Finding the probability that a sum of squared z-scores is less than a certain value

522 Views Asked by At

Let $X_i, i = 1,...,10$ denoted a random sample of size $n = 10$, from a distribution which is $N(\mu, \sigma^2)$. Find:

  1. $P[\sum_{i=1}^{10} \frac{(X_i-\mu)^2}{\sigma^2} < 18.31]$
  2. $P[\sum_{i=1}^{10} \frac{(X_i-\bar{X})^2}{\sigma^2} < 18.31]$

I'm not sure exactly how to approach this problem as no other information is given. I can see that the top probability is a summation of squared z-scores but I really do not know if that helps me at all.

1

There are 1 best solutions below

0
On

In (1), clearly $Z_i = \frac{X_i -\mu}{\sigma} \sim \mathsf{Norm}(0, 1).$ Then you can use integration or moment generating functions (MGFs) to show that $Q = Z_i^2 \sim \mathsf{Chisq}(df = 1).$ An argument with MGFs also shows that $\sum_{i=1}^{10}Z_i^2 \sim \mathsf{Chisq}(df=10).$ (Both arguments are straightforward and you can do them whether or not your professor has already mentioned this use of chi-squared distributions.) Thus, using printed chi-squared tables or software you can find that $P(Q <18.31)=.95,$ as @Karl has Commented.

pchisq(18.31, 10)
## 0.9500458

For (2), there is a standard theorem that for a random sample $X_1, X_2, \dots, X_n$ from $\mathsf{Norm}(\mu, \sigma),$ the sample variance $S^2 = \frac{1}{n-1}\sum_{i=1}^n (X_i - \bar X)^2$ has $\frac{(n-1)S^2}{\sigma^2} \sim \mathsf{Chisq}(df= n-1).$ Because you have not given clues about the context of this problem, I don't know if you are expected to use this result to solve (2).

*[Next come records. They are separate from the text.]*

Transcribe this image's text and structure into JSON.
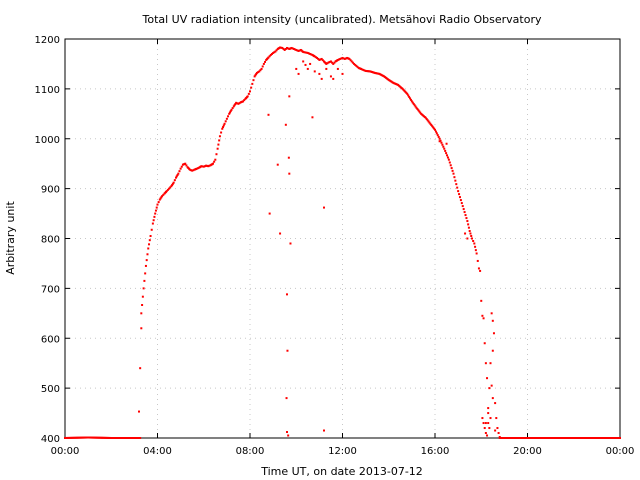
{
  "chart_data": {
    "type": "scatter",
    "title": "Total UV radiation intensity (uncalibrated). Metsähovi Radio Observatory",
    "xlabel": "Time UT, on date 2013-07-12",
    "ylabel": "Arbitrary unit",
    "xlim": [
      0,
      24
    ],
    "ylim": [
      400,
      1200
    ],
    "grid": true,
    "legend": "none",
    "x_ticks": [
      "00:00",
      "04:00",
      "08:00",
      "12:00",
      "16:00",
      "20:00",
      "00:00"
    ],
    "y_ticks": [
      "400",
      "500",
      "600",
      "700",
      "800",
      "900",
      "1000",
      "1100",
      "1200"
    ],
    "color": "#ff0000",
    "series": [
      {
        "x_unit": "hours UT",
        "main_curve": [
          [
            0.0,
            400
          ],
          [
            1.0,
            401
          ],
          [
            2.0,
            400
          ],
          [
            3.0,
            400
          ],
          [
            3.25,
            400
          ],
          [
            3.3,
            650
          ],
          [
            3.4,
            700
          ],
          [
            3.5,
            745
          ],
          [
            3.6,
            780
          ],
          [
            3.7,
            805
          ],
          [
            3.8,
            830
          ],
          [
            3.9,
            850
          ],
          [
            4.0,
            868
          ],
          [
            4.1,
            878
          ],
          [
            4.2,
            885
          ],
          [
            4.3,
            890
          ],
          [
            4.4,
            895
          ],
          [
            4.5,
            900
          ],
          [
            4.6,
            905
          ],
          [
            4.7,
            912
          ],
          [
            4.8,
            922
          ],
          [
            4.9,
            930
          ],
          [
            5.0,
            940
          ],
          [
            5.1,
            948
          ],
          [
            5.2,
            950
          ],
          [
            5.3,
            943
          ],
          [
            5.4,
            938
          ],
          [
            5.5,
            936
          ],
          [
            5.6,
            938
          ],
          [
            5.7,
            940
          ],
          [
            5.8,
            942
          ],
          [
            5.9,
            945
          ],
          [
            6.0,
            944
          ],
          [
            6.1,
            946
          ],
          [
            6.2,
            945
          ],
          [
            6.3,
            947
          ],
          [
            6.4,
            950
          ],
          [
            6.5,
            958
          ],
          [
            6.6,
            980
          ],
          [
            6.7,
            1005
          ],
          [
            6.8,
            1020
          ],
          [
            6.9,
            1030
          ],
          [
            7.0,
            1040
          ],
          [
            7.1,
            1050
          ],
          [
            7.2,
            1058
          ],
          [
            7.3,
            1065
          ],
          [
            7.4,
            1072
          ],
          [
            7.5,
            1070
          ],
          [
            7.6,
            1073
          ],
          [
            7.7,
            1075
          ],
          [
            7.8,
            1080
          ],
          [
            7.9,
            1085
          ],
          [
            8.0,
            1095
          ],
          [
            8.1,
            1110
          ],
          [
            8.2,
            1125
          ],
          [
            8.3,
            1132
          ],
          [
            8.4,
            1135
          ],
          [
            8.5,
            1140
          ],
          [
            8.6,
            1150
          ],
          [
            8.7,
            1158
          ],
          [
            8.8,
            1163
          ],
          [
            8.9,
            1168
          ],
          [
            9.0,
            1172
          ],
          [
            9.1,
            1175
          ],
          [
            9.2,
            1180
          ],
          [
            9.3,
            1183
          ],
          [
            9.4,
            1182
          ],
          [
            9.5,
            1178
          ],
          [
            9.6,
            1182
          ],
          [
            9.7,
            1180
          ],
          [
            9.8,
            1182
          ],
          [
            9.9,
            1180
          ],
          [
            10.0,
            1178
          ],
          [
            10.1,
            1176
          ],
          [
            10.2,
            1178
          ],
          [
            10.3,
            1174
          ],
          [
            10.4,
            1173
          ],
          [
            10.5,
            1172
          ],
          [
            10.6,
            1170
          ],
          [
            10.7,
            1168
          ],
          [
            10.8,
            1165
          ],
          [
            10.9,
            1162
          ],
          [
            11.0,
            1158
          ],
          [
            11.1,
            1160
          ],
          [
            11.2,
            1155
          ],
          [
            11.3,
            1150
          ],
          [
            11.4,
            1153
          ],
          [
            11.5,
            1155
          ],
          [
            11.6,
            1150
          ],
          [
            11.7,
            1155
          ],
          [
            11.8,
            1158
          ],
          [
            11.9,
            1160
          ],
          [
            12.0,
            1162
          ],
          [
            12.1,
            1160
          ],
          [
            12.2,
            1162
          ],
          [
            12.3,
            1160
          ],
          [
            12.4,
            1155
          ],
          [
            12.5,
            1150
          ],
          [
            12.6,
            1146
          ],
          [
            12.7,
            1142
          ],
          [
            12.8,
            1140
          ],
          [
            12.9,
            1138
          ],
          [
            13.0,
            1136
          ],
          [
            13.2,
            1135
          ],
          [
            13.4,
            1132
          ],
          [
            13.6,
            1130
          ],
          [
            13.8,
            1125
          ],
          [
            14.0,
            1118
          ],
          [
            14.2,
            1112
          ],
          [
            14.4,
            1108
          ],
          [
            14.6,
            1100
          ],
          [
            14.8,
            1090
          ],
          [
            15.0,
            1075
          ],
          [
            15.2,
            1062
          ],
          [
            15.4,
            1050
          ],
          [
            15.6,
            1042
          ],
          [
            15.8,
            1030
          ],
          [
            16.0,
            1018
          ],
          [
            16.2,
            1000
          ],
          [
            16.4,
            980
          ],
          [
            16.6,
            958
          ],
          [
            16.8,
            930
          ],
          [
            17.0,
            895
          ],
          [
            17.2,
            865
          ],
          [
            17.4,
            835
          ],
          [
            17.5,
            815
          ],
          [
            17.6,
            800
          ],
          [
            17.7,
            790
          ],
          [
            17.8,
            770
          ],
          [
            17.9,
            740
          ],
          [
            17.95,
            735
          ]
        ],
        "scattered": [
          [
            3.2,
            453
          ],
          [
            3.25,
            540
          ],
          [
            3.3,
            620
          ],
          [
            8.8,
            1048
          ],
          [
            8.85,
            850
          ],
          [
            9.2,
            948
          ],
          [
            9.3,
            810
          ],
          [
            9.55,
            1028
          ],
          [
            9.6,
            688
          ],
          [
            9.62,
            575
          ],
          [
            9.58,
            480
          ],
          [
            9.6,
            412
          ],
          [
            9.65,
            405
          ],
          [
            9.68,
            962
          ],
          [
            9.7,
            930
          ],
          [
            9.75,
            790
          ],
          [
            9.7,
            1085
          ],
          [
            10.0,
            1140
          ],
          [
            10.1,
            1130
          ],
          [
            10.3,
            1155
          ],
          [
            10.4,
            1148
          ],
          [
            10.5,
            1140
          ],
          [
            10.6,
            1150
          ],
          [
            10.7,
            1043
          ],
          [
            10.8,
            1135
          ],
          [
            11.0,
            1130
          ],
          [
            11.1,
            1120
          ],
          [
            11.2,
            862
          ],
          [
            11.2,
            415
          ],
          [
            11.3,
            1140
          ],
          [
            11.5,
            1125
          ],
          [
            11.6,
            1120
          ],
          [
            11.8,
            1140
          ],
          [
            12.0,
            1130
          ],
          [
            16.2,
            995
          ],
          [
            16.5,
            990
          ],
          [
            17.3,
            810
          ],
          [
            17.4,
            800
          ],
          [
            18.0,
            675
          ],
          [
            18.05,
            645
          ],
          [
            18.1,
            640
          ],
          [
            18.15,
            590
          ],
          [
            18.2,
            550
          ],
          [
            18.25,
            520
          ],
          [
            18.3,
            450
          ],
          [
            18.05,
            440
          ],
          [
            18.1,
            430
          ],
          [
            18.15,
            420
          ],
          [
            18.2,
            410
          ],
          [
            18.25,
            405
          ],
          [
            18.3,
            430
          ],
          [
            18.35,
            420
          ],
          [
            18.4,
            440
          ],
          [
            18.45,
            650
          ],
          [
            18.5,
            635
          ],
          [
            18.55,
            610
          ],
          [
            18.5,
            575
          ],
          [
            18.45,
            505
          ],
          [
            18.5,
            480
          ],
          [
            18.6,
            470
          ],
          [
            18.65,
            440
          ],
          [
            18.7,
            420
          ],
          [
            18.75,
            410
          ],
          [
            18.4,
            550
          ],
          [
            18.35,
            500
          ],
          [
            18.3,
            460
          ],
          [
            18.2,
            430
          ],
          [
            18.6,
            415
          ],
          [
            18.8,
            402
          ],
          [
            18.9,
            400
          ],
          [
            19.0,
            400
          ],
          [
            20.0,
            400
          ],
          [
            21.0,
            400
          ],
          [
            22.0,
            400
          ],
          [
            23.0,
            400
          ],
          [
            24.0,
            400
          ]
        ]
      }
    ]
  }
}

In any case, the degrees of freedom in (2) must be $n - 1.$


Simulation note: The following simulation in R statistical software illustrates (2) with $\mu = 100, \sigma = 15,$ and $Q = (n-1)S^2/\sigma^2 = \sum_{i=1}^{10}\frac{(X_i - \bar X)^2}{\sigma^2}.$ The histogram of $Q$'s from a million samples of size $n=10$ is well matched by the density of $\mathsf{Chisq}(9)$ (solid purple curve), but not by the density of $\mathsf{Chisq}(10)$ (dotted brown curve).

set.seed(422);  m = 10^5;  n = 10;  mu = 100;  sg = 15
v = replicate(m, var(rnorm(n, mu, sg)))

q = (n-1)*v/sg^2;  mean(q);  sd(q)
## 9.009462  # aprx E(Q) = 9
## 4.252015  # aprx SD(Q) = sqrt(18) = 4.2426

mean(q < 18.31);  pchisq(18.31, 9)
## 0.96788    # aprx P(Q < 18.31)
## 0.9682574  # exact P(Q < 18.31)

mh = "Simulated Values of Q with CHISQ(9) Density"
hist(q, prob=T, br=20, col="skyblue2", main = mh)
curve(dchisq(x, 9), add=T, lwd=2, col="purple")
curve(dchisq(x, 10), add=T, lwd=2, col="brown", lty="dotted")
abline(v = 18.31, lwd=2, col="red", lty="dashed")

enter image description here